Clyde Kevin Middleton & seven other individuals and four businesses were accused of being part of a multi-million dollar bath salts, synthetic marijuana and incense distribution network based in Philadelphia and Bloomsburg.
Convicted Drug Dealing Attorney Clyde Kevin Middleton Agrees to Consent to Disbarment
Saying "you should have known better," a federal judge sentenced a Columbia County attorney to 18 months in prison for his part in ring that distributed million of dollars worth of synthetic marijuana.
"It's regrettable for me to sentence a member of the bar," U.S. Middle District Judge Matthew W. Brann Monday told Clyde Kevin Middleton, 59, of Orangeville.
"I know what I did was wrong," said Middleton who will lose his license to practice law.
The sentence also includes a $1,000 fine and a year of supervised release after the jail term. Brann ordered Middleton to report to prison on April 11.
He has been ordered to forfeit $121,097 seized from his law firm's bank account that prosecutors say are the proceeds of illegal activity.
Middleton chose self-interest over the law, Assistant U.S. Attorney George J. Rocktashel said in arguing for a two-year jail term.
Middleton pleaded guilty in September to a charge of conspiracy to introduce and deliver misbranded drugs.
He, seven other individuals and four businesses were accused of being part of a multi-million dollar bath salts, synthetic marijuana and incense distribution network based in Philadelphia and Bloomsburg.
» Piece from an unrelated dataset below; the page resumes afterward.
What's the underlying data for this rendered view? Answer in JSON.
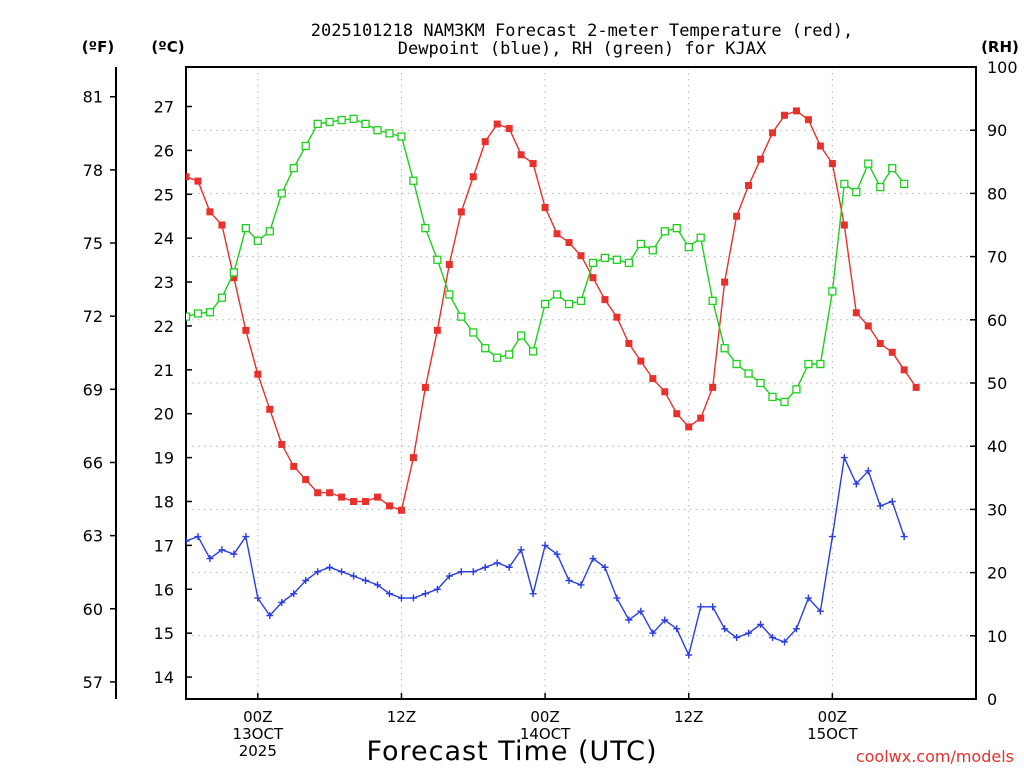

The government estimates $192,902 of the proceeds from the illegal activity is attributable to Middleton.
His link was Paul Chomiak, who pleaded guilty in 2014 to conspiracy to commit money laundering and another count but has not been sentenced.
Chomiak, who in 2009 began selling the designer drugs commonly known as bath salts and spice, operated two "head shop" stores in Bloomsburg and several Internet websites.
He paid Middleton $100,000 to represent him upon learning he was under investigation but the lawyer admitted the association went beyond an attorney-client relationship.
He acknowledged storing in his law office for Chomiak several boxes of synthetic marijuana, and later returning them so the contents could be available for sale.
"He got too close to the flame," Brann said in repeating what defense attorney, G. Scott Gardner, had written in a sentencing brief about his client.
Middleton helped Chomiak conceal money from sales by putting the money in his office's operating account, Rocktashel said.
He developed, with the assistance of co-conspirator Lindsay Lee-Lampshire of Kalamazoo, Mich., a website called "Head Shop Law," he said.